Consider the resilience of their core markets

Besides being industry leaders, high dividend-paying stocks tend to be in markets not badly affected by tough economic times. For instance, defense companies are not affected despite the ongoing high inflation that has hit consumer purchasing power and impacted corporate profits. That’s because they operate in a sector where governments are their biggest customers. With the increased global volatility, such stocks will likely keep doing well. Similarly, companies that produce essential drugs, such as Merck & Company, tend to do well in uncertain times and pay dividends.

Looking To The Future

However, even when investing in high-dividend stocks, it is crucial to understand that these stocks are not a holy grail to investing. While resilient, they can easily underperform the market if market conditions change and investors seek more risk.

When investing in high-dividend stocks at the moment, one of the most important factors to keep an eye on is the posturing of the Federal Reserve on interest rates. If the Federal Reserve announces that it has reached the end of its rate hike cycle, the odds are that money will start flowing into the stock markets. This was most evident in the first week of September 2023 when stocks rallied in hopes that the interest rate hikes were ending, only to drop due to the spike in oil prices. Once the Fed completes the current cycle, investors will see more benefit in investing in high-risk growth stocks, especially in the tech world, and this could see blue chips that fall in the high dividend category tend to slow down.

To deal with this risk, the best option would be to diversify. Diversifying in this context means combining high-dividend and growth stocks in a portfolio.
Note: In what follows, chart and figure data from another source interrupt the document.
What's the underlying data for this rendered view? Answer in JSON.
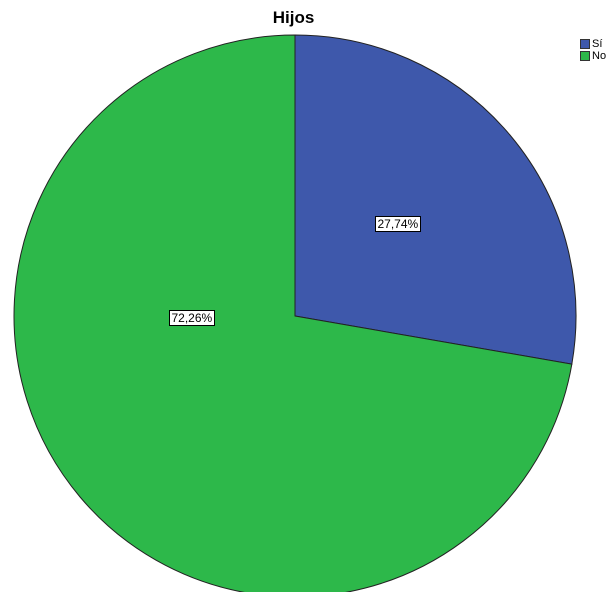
{
  "chart_data": {
    "type": "pie",
    "title": "Hijos",
    "categories": [
      "Sí",
      "No"
    ],
    "values": [
      27.74,
      72.26
    ],
    "data_labels": [
      "27,74%",
      "72,26%"
    ],
    "colors": [
      "#3e58ab",
      "#2db84a"
    ],
    "legend_position": "top-right",
    "start_angle": "12 o'clock",
    "direction": "clockwise"
  }
}
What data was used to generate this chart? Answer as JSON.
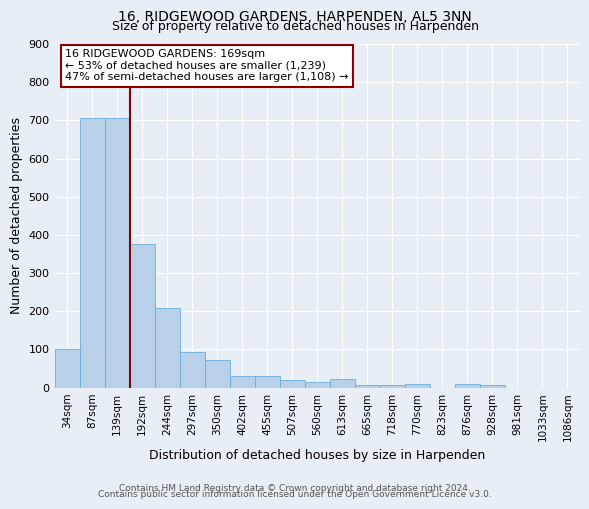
{
  "title": "16, RIDGEWOOD GARDENS, HARPENDEN, AL5 3NN",
  "subtitle": "Size of property relative to detached houses in Harpenden",
  "xlabel": "Distribution of detached houses by size in Harpenden",
  "ylabel": "Number of detached properties",
  "bin_labels": [
    "34sqm",
    "87sqm",
    "139sqm",
    "192sqm",
    "244sqm",
    "297sqm",
    "350sqm",
    "402sqm",
    "455sqm",
    "507sqm",
    "560sqm",
    "613sqm",
    "665sqm",
    "718sqm",
    "770sqm",
    "823sqm",
    "876sqm",
    "928sqm",
    "981sqm",
    "1033sqm",
    "1086sqm"
  ],
  "bar_heights": [
    101,
    707,
    707,
    375,
    208,
    93,
    73,
    30,
    30,
    19,
    15,
    22,
    6,
    7,
    9,
    0,
    10,
    8,
    0,
    0,
    0
  ],
  "vline_x": 2.5,
  "annotation_line1": "16 RIDGEWOOD GARDENS: 169sqm",
  "annotation_line2": "← 53% of detached houses are smaller (1,239)",
  "annotation_line3": "47% of semi-detached houses are larger (1,108) →",
  "bar_color": "#b8d0e8",
  "bar_edge_color": "#6baed6",
  "vline_color": "#8b0000",
  "annotation_box_edgecolor": "#8b0000",
  "background_color": "#e8eef5",
  "grid_color": "#ffffff",
  "footer_text1": "Contains HM Land Registry data © Crown copyright and database right 2024.",
  "footer_text2": "Contains public sector information licensed under the Open Government Licence v3.0.",
  "ylim": [
    0,
    900
  ],
  "yticks": [
    0,
    100,
    200,
    300,
    400,
    500,
    600,
    700,
    800,
    900
  ]
}
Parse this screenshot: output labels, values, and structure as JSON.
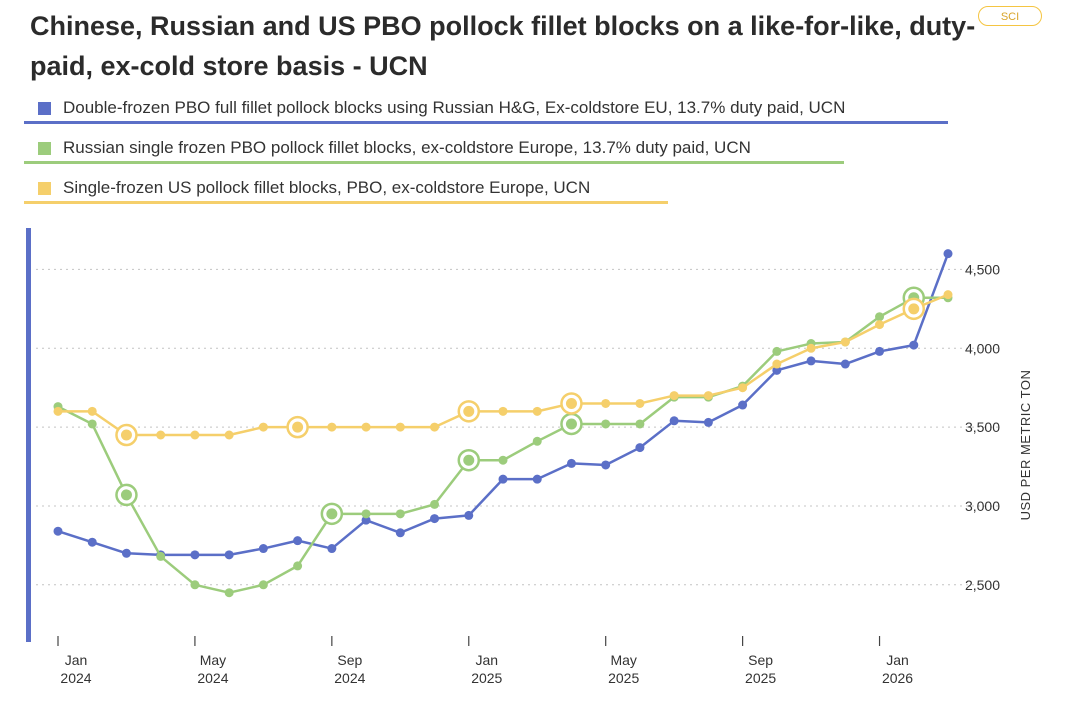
{
  "header": {
    "title": "Chinese, Russian and US PBO pollock fillet blocks on a like-for-like, duty-paid, ex-cold store basis - UCN",
    "badge": "SCI"
  },
  "legend": [
    {
      "label": "Double-frozen PBO full fillet pollock blocks using Russian H&G, Ex-coldstore EU, 13.7% duty paid, UCN",
      "color": "#5b6fc7"
    },
    {
      "label": "Russian single frozen PBO pollock fillet blocks, ex-coldstore Europe, 13.7% duty paid, UCN",
      "color": "#9ccc7c"
    },
    {
      "label": "Single-frozen US pollock fillet blocks, PBO, ex-coldstore Europe, UCN",
      "color": "#f5cf6b"
    }
  ],
  "chart_data": {
    "type": "line",
    "ylabel": "USD PER METRIC TON",
    "ylim": [
      2150,
      4750
    ],
    "yticks": [
      2500,
      3000,
      3500,
      4000,
      4500
    ],
    "ytick_labels": [
      "2,500",
      "3,000",
      "3,500",
      "4,000",
      "4,500"
    ],
    "x": [
      "2024-01",
      "2024-02",
      "2024-03",
      "2024-04",
      "2024-05",
      "2024-06",
      "2024-07",
      "2024-08",
      "2024-09",
      "2024-10",
      "2024-11",
      "2024-12",
      "2025-01",
      "2025-02",
      "2025-03",
      "2025-04",
      "2025-05",
      "2025-06",
      "2025-07",
      "2025-08",
      "2025-09",
      "2025-10",
      "2025-11",
      "2025-12",
      "2026-01",
      "2026-02",
      "2026-03"
    ],
    "xticks": [
      {
        "index": 0,
        "month": "Jan",
        "year": "2024"
      },
      {
        "index": 4,
        "month": "May",
        "year": "2024"
      },
      {
        "index": 8,
        "month": "Sep",
        "year": "2024"
      },
      {
        "index": 12,
        "month": "Jan",
        "year": "2025"
      },
      {
        "index": 16,
        "month": "May",
        "year": "2025"
      },
      {
        "index": 20,
        "month": "Sep",
        "year": "2025"
      },
      {
        "index": 24,
        "month": "Jan",
        "year": "2026"
      }
    ],
    "series": [
      {
        "name": "Double-frozen PBO full fillet pollock blocks using Russian H&G, Ex-coldstore EU, 13.7% duty paid, UCN",
        "color": "#5b6fc7",
        "values": [
          2840,
          2770,
          2700,
          2690,
          2690,
          2690,
          2730,
          2780,
          2730,
          2910,
          2830,
          2920,
          2940,
          3170,
          3170,
          3270,
          3260,
          3370,
          3540,
          3530,
          3640,
          3860,
          3920,
          3900,
          3980,
          4020,
          4600
        ],
        "highlights": []
      },
      {
        "name": "Russian single frozen PBO pollock fillet blocks, ex-coldstore Europe, 13.7% duty paid, UCN",
        "color": "#9ccc7c",
        "values": [
          3630,
          3520,
          3070,
          2680,
          2500,
          2450,
          2500,
          2620,
          2950,
          2950,
          2950,
          3010,
          3290,
          3290,
          3410,
          3520,
          3520,
          3520,
          3690,
          3690,
          3760,
          3980,
          4030,
          4040,
          4200,
          4320,
          4320
        ],
        "highlights": [
          2,
          8,
          12,
          15,
          25
        ]
      },
      {
        "name": "Single-frozen US pollock fillet blocks, PBO, ex-coldstore Europe, UCN",
        "color": "#f5cf6b",
        "values": [
          3600,
          3600,
          3450,
          3450,
          3450,
          3450,
          3500,
          3500,
          3500,
          3500,
          3500,
          3500,
          3600,
          3600,
          3600,
          3650,
          3650,
          3650,
          3700,
          3700,
          3750,
          3900,
          4000,
          4040,
          4150,
          4250,
          4340
        ],
        "highlights": [
          2,
          7,
          12,
          15,
          25
        ]
      }
    ]
  }
}
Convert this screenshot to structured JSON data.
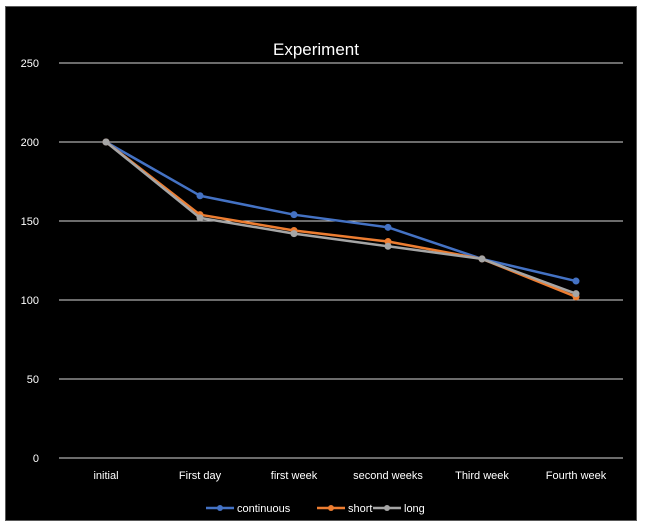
{
  "chart_data": {
    "type": "line",
    "title": "Experiment",
    "categories": [
      "initial",
      "First day",
      "first week",
      "second weeks",
      "Third week",
      "Fourth week"
    ],
    "series": [
      {
        "name": "continuous",
        "color": "#4472c4",
        "values": [
          200,
          166,
          154,
          146,
          126,
          112
        ]
      },
      {
        "name": "short",
        "color": "#ed7d31",
        "values": [
          200,
          154,
          144,
          137,
          126,
          102
        ]
      },
      {
        "name": "long",
        "color": "#a5a5a5",
        "values": [
          200,
          152,
          142,
          134,
          126,
          104
        ]
      }
    ],
    "yticks": [
      "0",
      "50",
      "100",
      "150",
      "200",
      "250"
    ],
    "ylim": [
      0,
      250
    ],
    "grid": true,
    "legend": "bottom",
    "background": "#000000"
  }
}
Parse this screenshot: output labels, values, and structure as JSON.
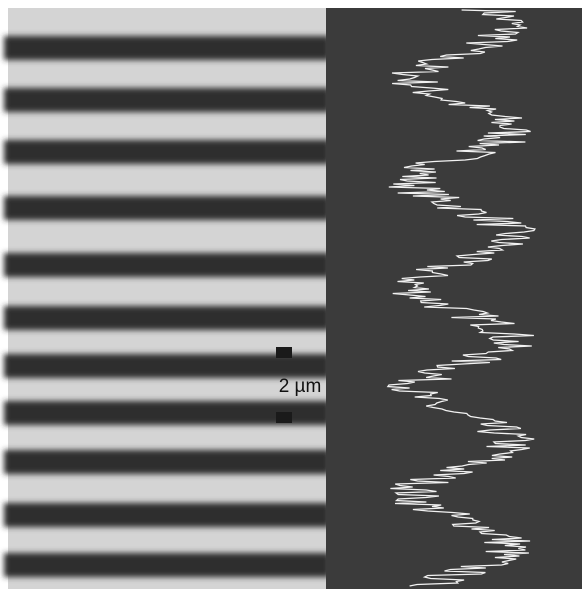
{
  "scale_bar": {
    "label": "2 µm"
  }
}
This comes at a risk though, as it means one has to start stock picking. While some investors are pretty good at picking stocks, savvy investors like Warren Buffet increasingly advise the average investor to consider low-cost ETFs. For instance, an investment in the S&P 500 gives an investor exposure to a broad basket of some of the largest corporations in the world, which reduces the risk of a portfolio underperforming if a particular stock does not turn out as expected. Similarly, the Dow Jones gives broad exposure to some of the US’s largest industrial and technology companies.

Recap

In conclusion, the spotlight from Wall Street on high-performing dividend stocks underscores a strategic investment move amidst the current market volatility spurred by the Federal Reserve’s hawkish stance. Companies like Verizon Communications, Medtronic, and Walmart offer a semblance of financial stability with consistent dividend payouts, particularly appealing in uncertain economic climates. However, with potential changes in market conditions and the Fed’s interest rate policies, diversification—possibly through a mix of high-dividend and growth stocks or considering low-cost ETFs—emerges as a prudent approach to mitigate risks and navigate the financial markets effectively.